Les récents débats sur le profilage ethnique ont fait ressortir clairement un fait que plusieurs relevaient depuis longtemps: il ne fait pas bon d'être issu d'une minorité ethnoculturelle dite “visible” lorsqu'on a affaire avec les autorités – la police au premier chef, mais aussi les institutions étatiques et celle du salariat. Les statistiques le montrent: les hommes à la peau foncée ont significativement plus de chances de se faire interpeller par la police sans raison légitime. Le chômage chez les jeunes d'origine arabe, créole ou africaine est disproportionné par rapport aux autres de leur groupe d'âge ou de même compétences.

On ne peut donc nier que dans notre société à majorité blanche et d'origine européenne, la peau foncée constitue un élément oppresseur pour ceux et celles qui la porte: du fait même de cette couleur de peau, les risques d'arrestation, de discrimination et de chômage augmentent. Devant cet état de fait, notre société en mal de bonne conscience est incapable de nommer le maître mot: racisme.

Quand l'habit fait le moine

De plus, obsédés comme nous le sommes par le conformisme (bien que le discours publicitaire nous parle de diversité et d'authenticité...), le vieux proverbe comme quoi l'habit ne fait pas le moine est largement mis à mal. Un récent exemple, patent et grossier, nous est donné par la répression policière lors du Sommet des G8 et G20 à Toronto en juin 2010. Des dizaines de personnes furent arbitrairement arrêtées pour des motifs d'habillement: toute personne vêtue de noir fut assimilée à un.e “anarchiste”, donc à un.e “casseur.e”, par conséquent suspecte et éligible à une interpellation, souvent musclée, et à un séjour en cage. On pourrait aussi amener l'exemple de la culture “hip-hop” et du style vestimentaire qui l'accompagne, rapidement assimilés au “gangsta rap” ou bien aux fameux “gangs de rue”.

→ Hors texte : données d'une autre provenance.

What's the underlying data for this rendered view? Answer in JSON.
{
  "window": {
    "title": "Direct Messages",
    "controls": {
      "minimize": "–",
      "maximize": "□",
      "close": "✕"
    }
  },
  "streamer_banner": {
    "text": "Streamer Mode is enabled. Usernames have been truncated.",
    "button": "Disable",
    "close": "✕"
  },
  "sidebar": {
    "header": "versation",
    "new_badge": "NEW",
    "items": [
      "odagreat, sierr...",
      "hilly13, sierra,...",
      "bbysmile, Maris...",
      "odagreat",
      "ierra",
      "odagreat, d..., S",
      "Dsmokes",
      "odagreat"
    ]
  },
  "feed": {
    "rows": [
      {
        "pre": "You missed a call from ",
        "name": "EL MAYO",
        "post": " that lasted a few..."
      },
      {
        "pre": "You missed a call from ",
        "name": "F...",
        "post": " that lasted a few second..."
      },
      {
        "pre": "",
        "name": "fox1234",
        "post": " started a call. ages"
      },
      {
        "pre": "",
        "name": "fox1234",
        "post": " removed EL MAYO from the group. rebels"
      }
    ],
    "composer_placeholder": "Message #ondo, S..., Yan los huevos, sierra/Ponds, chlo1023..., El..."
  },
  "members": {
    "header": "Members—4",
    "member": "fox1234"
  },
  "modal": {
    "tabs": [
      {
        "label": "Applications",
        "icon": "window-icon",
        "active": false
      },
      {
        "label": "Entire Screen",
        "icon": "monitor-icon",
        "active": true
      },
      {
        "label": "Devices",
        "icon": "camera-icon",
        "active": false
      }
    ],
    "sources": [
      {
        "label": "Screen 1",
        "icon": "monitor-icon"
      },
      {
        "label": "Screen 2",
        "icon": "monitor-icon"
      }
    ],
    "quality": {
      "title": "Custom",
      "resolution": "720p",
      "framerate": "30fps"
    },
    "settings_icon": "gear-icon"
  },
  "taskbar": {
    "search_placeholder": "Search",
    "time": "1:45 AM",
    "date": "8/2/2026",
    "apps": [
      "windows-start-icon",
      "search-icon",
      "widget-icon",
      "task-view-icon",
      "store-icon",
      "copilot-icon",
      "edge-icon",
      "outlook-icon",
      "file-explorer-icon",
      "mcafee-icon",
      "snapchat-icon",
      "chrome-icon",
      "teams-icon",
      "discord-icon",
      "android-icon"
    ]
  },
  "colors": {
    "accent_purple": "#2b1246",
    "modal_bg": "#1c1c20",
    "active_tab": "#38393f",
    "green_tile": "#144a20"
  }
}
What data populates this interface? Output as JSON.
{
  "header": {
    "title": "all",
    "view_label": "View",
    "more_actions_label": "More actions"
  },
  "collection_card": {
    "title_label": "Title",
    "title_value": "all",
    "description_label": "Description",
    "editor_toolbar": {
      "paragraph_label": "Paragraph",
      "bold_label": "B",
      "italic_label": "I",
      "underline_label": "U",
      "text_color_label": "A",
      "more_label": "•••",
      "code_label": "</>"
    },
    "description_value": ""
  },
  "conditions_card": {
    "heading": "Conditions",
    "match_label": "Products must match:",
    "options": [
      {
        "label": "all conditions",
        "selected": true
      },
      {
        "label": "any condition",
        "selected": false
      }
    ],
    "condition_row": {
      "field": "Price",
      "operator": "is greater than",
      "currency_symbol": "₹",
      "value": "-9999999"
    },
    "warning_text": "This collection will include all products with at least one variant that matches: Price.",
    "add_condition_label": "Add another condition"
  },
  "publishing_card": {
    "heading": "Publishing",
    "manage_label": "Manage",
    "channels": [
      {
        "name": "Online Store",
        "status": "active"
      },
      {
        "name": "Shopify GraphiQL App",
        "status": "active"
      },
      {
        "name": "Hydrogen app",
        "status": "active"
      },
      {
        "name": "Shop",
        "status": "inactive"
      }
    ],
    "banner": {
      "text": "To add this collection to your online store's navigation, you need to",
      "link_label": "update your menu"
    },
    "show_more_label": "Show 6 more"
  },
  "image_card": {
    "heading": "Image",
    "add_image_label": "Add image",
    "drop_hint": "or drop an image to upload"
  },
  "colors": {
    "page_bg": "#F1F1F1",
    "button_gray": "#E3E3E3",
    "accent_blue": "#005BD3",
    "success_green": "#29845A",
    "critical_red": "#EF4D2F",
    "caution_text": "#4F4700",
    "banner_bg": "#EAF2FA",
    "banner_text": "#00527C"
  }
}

Dans ce processus de profilage à la petite semaine, des personnes en situation d'autorité se permettent de réduire une sous-culture (le hip hop) ou une idéologie (l'anarchisme) à quelques traits facilement reconnaissables dans l'habillement. Tout autant que la couleur de la peau, la couleur de l'habillement ou son style conduisent à des erreurs de jugement aux conséquences potentiellement énormes. D'abord la présomption d'innocence est complètement évacuée. Ensuite, si on réduit le style hip hop au gangsta rap et le vêtement noir à l'anarchiste violent, on perd rapidement la notion de respect nécessaire à toute interaction entre une personne en situation d'autorité et une autre qui ne l'est pas.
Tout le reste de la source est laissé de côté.